El Chapo likely going to ‘Alcatraz of the Rockies’
Convicted drug kingpin known for his daring escapes.
In the world of corrections, there are inmates who pose security risks, and then there’s El Chapo.
Drug lord Joaquin Guzman has an unparalleled record of jailbreaks, having escaped two high-security Mexican prisons before his ultimate capture and extradition to the United States.
So with Guzman convicted Tuesday of drug trafficking and staring at an expected life sentence, where will the U.S. imprison a larger-thanlife kingpin with a Houdini-like tendency to slip away?
Experts say Guzman seems the ideal candidate for the federal government’s “Supermax” prison in Florence, Colorado, also known as ADX for “administrative maximum.” The facility is so secure, so remote and so austere that it has been called the “Alcatraz of the Rockies.”
“El Chapo fits the bill perfectly,” said Cameron Lindsay, a retired warden who ran three federal lockups, including the Metropolitan Detention Center in Brooklyn. “I’d be absolutely shocked if he’s not sent to the ADX.”
Located outside an old mining town about two hours south of Denver, Supermax’s hardened buildings house the nation’s most violent offenders, with many of its 400 inmates held alone for 23 hours a day in 7-by-12-foot cells with fixed furnishings made of reinforced concrete.
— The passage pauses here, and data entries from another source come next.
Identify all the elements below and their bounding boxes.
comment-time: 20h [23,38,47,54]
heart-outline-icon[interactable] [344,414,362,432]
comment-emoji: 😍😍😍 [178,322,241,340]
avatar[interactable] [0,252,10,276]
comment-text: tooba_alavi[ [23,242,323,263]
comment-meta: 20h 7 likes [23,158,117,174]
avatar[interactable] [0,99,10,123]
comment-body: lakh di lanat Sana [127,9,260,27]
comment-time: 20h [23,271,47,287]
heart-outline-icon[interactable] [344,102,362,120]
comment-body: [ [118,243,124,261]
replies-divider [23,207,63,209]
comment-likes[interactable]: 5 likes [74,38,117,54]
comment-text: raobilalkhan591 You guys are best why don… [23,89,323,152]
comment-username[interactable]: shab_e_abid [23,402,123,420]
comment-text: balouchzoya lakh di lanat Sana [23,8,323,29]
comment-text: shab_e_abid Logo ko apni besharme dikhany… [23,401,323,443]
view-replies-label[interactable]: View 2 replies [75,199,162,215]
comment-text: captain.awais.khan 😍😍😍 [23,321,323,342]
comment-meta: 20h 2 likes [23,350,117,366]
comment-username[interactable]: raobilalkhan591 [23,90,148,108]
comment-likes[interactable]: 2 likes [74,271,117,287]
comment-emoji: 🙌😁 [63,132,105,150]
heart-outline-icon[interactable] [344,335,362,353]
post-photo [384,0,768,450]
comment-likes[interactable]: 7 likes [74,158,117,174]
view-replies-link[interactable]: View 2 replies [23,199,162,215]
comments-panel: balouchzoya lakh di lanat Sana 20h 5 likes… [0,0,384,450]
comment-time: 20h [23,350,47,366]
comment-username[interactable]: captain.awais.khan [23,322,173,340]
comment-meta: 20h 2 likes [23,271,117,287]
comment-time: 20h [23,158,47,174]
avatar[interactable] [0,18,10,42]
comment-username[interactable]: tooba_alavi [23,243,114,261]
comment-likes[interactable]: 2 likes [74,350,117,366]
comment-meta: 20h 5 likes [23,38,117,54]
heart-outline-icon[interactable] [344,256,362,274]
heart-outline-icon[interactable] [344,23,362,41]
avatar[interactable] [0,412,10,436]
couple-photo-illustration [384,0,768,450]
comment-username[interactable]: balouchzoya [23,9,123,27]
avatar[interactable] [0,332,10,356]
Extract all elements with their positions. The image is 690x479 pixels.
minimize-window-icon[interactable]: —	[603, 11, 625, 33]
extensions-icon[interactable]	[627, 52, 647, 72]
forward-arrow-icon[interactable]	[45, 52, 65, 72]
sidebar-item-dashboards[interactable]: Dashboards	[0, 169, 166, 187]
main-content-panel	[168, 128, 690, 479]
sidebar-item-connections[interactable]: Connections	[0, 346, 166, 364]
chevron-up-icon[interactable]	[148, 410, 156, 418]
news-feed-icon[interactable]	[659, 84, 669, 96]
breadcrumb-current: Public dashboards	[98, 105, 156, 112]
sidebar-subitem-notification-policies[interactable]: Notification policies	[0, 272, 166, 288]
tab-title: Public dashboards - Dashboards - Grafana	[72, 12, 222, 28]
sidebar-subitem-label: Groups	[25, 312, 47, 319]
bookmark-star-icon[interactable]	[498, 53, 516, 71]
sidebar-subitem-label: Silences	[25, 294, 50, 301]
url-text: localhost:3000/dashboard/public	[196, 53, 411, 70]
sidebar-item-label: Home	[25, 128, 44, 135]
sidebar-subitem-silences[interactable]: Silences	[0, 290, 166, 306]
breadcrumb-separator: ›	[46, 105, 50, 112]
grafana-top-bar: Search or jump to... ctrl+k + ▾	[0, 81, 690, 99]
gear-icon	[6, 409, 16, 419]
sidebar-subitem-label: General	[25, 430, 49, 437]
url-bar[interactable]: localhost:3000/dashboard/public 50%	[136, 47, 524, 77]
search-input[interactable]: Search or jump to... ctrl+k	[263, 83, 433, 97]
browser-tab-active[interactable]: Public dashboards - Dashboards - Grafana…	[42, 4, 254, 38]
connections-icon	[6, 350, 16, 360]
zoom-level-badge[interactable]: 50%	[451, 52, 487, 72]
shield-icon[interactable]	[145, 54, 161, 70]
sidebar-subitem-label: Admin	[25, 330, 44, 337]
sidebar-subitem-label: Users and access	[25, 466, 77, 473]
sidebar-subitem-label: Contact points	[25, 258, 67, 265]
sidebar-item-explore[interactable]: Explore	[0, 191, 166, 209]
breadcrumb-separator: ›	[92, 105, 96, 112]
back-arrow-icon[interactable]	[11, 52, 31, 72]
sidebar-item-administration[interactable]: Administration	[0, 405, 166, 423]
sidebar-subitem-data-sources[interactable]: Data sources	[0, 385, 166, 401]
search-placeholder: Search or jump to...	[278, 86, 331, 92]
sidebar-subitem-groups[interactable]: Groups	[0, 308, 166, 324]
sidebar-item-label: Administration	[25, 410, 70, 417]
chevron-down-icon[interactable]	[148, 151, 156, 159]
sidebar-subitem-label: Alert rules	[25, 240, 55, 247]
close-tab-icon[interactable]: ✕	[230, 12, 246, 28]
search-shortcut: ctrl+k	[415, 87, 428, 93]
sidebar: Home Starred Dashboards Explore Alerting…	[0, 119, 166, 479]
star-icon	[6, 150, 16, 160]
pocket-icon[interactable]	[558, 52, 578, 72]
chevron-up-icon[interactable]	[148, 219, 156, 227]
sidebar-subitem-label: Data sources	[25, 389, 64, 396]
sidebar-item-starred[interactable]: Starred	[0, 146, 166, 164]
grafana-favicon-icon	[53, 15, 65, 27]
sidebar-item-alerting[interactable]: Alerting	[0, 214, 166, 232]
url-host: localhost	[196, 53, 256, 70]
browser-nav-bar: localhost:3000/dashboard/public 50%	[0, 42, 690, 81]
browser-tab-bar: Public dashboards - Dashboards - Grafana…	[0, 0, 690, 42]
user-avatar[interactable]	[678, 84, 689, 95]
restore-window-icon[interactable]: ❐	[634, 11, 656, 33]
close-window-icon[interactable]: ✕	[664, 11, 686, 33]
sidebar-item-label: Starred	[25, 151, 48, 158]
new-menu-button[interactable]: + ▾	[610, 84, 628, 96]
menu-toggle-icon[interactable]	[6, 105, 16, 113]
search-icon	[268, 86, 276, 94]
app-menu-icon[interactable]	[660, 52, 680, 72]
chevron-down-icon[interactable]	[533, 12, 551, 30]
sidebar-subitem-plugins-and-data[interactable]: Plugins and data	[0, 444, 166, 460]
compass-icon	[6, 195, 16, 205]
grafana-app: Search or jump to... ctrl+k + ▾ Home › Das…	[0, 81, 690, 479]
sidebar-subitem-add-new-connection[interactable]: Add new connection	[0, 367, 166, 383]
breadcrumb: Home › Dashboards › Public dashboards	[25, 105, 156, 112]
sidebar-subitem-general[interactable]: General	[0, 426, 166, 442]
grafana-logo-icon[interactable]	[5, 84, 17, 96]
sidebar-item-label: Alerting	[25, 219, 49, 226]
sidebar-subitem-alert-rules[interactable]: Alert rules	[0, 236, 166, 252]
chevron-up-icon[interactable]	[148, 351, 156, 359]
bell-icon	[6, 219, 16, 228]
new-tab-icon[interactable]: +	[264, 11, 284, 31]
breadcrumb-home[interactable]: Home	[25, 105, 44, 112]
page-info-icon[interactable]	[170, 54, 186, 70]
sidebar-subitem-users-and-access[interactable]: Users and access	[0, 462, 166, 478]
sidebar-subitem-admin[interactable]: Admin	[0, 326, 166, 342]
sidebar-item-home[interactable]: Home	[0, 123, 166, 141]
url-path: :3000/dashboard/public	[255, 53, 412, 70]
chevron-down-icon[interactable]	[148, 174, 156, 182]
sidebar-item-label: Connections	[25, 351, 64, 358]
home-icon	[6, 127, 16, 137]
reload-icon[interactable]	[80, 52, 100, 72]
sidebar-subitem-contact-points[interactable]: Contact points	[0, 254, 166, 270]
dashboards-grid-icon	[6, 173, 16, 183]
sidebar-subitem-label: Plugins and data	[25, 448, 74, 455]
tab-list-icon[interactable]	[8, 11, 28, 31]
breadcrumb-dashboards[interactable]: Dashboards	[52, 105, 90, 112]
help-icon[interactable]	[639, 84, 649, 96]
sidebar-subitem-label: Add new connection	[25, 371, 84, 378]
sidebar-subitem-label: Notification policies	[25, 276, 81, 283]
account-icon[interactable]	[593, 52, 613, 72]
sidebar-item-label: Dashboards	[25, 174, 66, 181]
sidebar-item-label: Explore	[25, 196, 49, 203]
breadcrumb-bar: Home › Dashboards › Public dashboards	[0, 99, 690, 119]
Unabomber Ted Kaczynski, Boston Marathon bomber Dzhokhar Tsarnaev, Sept. 11 conspirator Zacarias Moussaoui and Oklahoma City bombing accomplice Terry Nichols are among those who call it home.
But Guzman, set to be sentenced in June for smuggling enormous amounts of narcotics into the U.S. and having a hand in dozens of murders, would stand out even from Supermax’s infamous roster because of his almost mythical reputation for breaking out.
That includes a sensational 2015 escape from the maximum-security Altiplano prison in central Mexico, where he communicated with accomplices for weeks via cellphone, slipped into an escape hatch beneath his shower, hopped on the back of a waiting motorcycle and sped through a mile-long, hand-dug tunnel to freedom.